Raised Pork Pie

Now, this isn’t a recipe for the fainthearted, but it does make you feel like Mrs Beeton when you tell the family what you’re up to. Remember, practice makes perfect. And if it was easy, then Eve wouldn’t be the legend she is…….

Ingredients

(For the filling)
A pound and a half of lean, boneless pork from the leg
Half a pound of fat, boneless pork from the belly
A dash of anchovy essence
3 tablespoons of stock
Salt and pepper to taste

(For the hot water crust pastry)
12oz plain flour
A quarter teaspoon of salt
4oz lard
A quarter pint of water

(For the jelly)
A quarter pint of good, reduced meat stock, made with bones,
gristle, onion, carrots and herbs.

Method

  1. Dice lean and fat pork and mix together. Add anchovy essence and stock. Leave to stand while making the pastry.
  2. Sift the flour and salt into a large mixing bowl. Heat the lard in the water until melted. Add the flour to the hot liquid and stir vigorously until well blended. When the dough is cool enough to handle, place on a floured work surface and knead energetically until smooth. Allow to rest for one hour at room temperature.
  3. Roll out the dough. Lightly grease and line a seven-inch raised pie tin. Cut a circle of pastry the depth and circumference of the sides of the tin, then mould and shape the dough into place. Bring the crust a half-inch above the top of the tin.
  4. Put in the filling, then cut out a circular portion of dough for the lid. Cut a small hole in its centre, then place it on top of the pie and seal the edges and trim. With the left over pastry, fashion a rose, large enough to sit over the hole. Decorative pastry leaves may be added at this stage too.

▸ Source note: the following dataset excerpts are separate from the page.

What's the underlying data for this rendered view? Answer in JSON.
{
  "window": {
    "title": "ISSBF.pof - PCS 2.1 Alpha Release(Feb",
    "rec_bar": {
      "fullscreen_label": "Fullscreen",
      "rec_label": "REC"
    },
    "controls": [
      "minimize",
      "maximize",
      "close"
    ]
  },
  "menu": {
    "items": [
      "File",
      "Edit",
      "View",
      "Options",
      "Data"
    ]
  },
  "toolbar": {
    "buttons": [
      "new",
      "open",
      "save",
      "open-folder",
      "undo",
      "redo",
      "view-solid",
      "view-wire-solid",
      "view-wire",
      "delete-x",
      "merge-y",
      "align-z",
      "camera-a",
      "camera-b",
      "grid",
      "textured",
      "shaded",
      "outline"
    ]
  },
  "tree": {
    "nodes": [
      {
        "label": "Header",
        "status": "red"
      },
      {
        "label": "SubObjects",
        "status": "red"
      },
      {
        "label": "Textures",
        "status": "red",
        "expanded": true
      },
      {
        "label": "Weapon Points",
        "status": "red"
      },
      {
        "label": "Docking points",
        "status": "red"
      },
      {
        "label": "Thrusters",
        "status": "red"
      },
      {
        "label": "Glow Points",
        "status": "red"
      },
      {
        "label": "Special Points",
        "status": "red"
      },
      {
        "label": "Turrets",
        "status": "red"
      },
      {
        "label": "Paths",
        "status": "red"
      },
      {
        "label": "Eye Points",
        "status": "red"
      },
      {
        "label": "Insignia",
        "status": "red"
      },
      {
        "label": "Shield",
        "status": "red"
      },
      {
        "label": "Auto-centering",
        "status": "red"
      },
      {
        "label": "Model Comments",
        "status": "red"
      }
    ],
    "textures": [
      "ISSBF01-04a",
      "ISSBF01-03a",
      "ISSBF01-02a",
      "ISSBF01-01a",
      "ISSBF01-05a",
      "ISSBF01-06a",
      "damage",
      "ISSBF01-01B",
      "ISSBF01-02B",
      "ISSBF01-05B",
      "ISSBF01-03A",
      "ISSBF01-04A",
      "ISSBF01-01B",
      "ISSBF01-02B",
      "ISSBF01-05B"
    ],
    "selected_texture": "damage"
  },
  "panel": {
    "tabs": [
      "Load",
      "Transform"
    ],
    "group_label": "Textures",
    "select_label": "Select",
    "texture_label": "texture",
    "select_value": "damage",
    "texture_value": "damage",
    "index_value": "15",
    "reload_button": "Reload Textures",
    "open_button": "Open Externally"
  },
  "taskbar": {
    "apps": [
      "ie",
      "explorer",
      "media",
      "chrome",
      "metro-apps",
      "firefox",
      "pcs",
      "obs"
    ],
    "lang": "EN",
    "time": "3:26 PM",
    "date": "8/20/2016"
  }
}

Brush with an egg wash.
  5. Bake in a moderate oven for about three hours, though it may be more, or less, depending on your oven. Lower the heat after two hours if the pastry seems to be catching. When ready, remove the pie from the oven.
  6. Carefully remove the rose from the centre and pour in the reduced stock. Leave the pie somewhere cold for several hours for the jelly to set.
  7. Serve in wedges with homemade chutneys.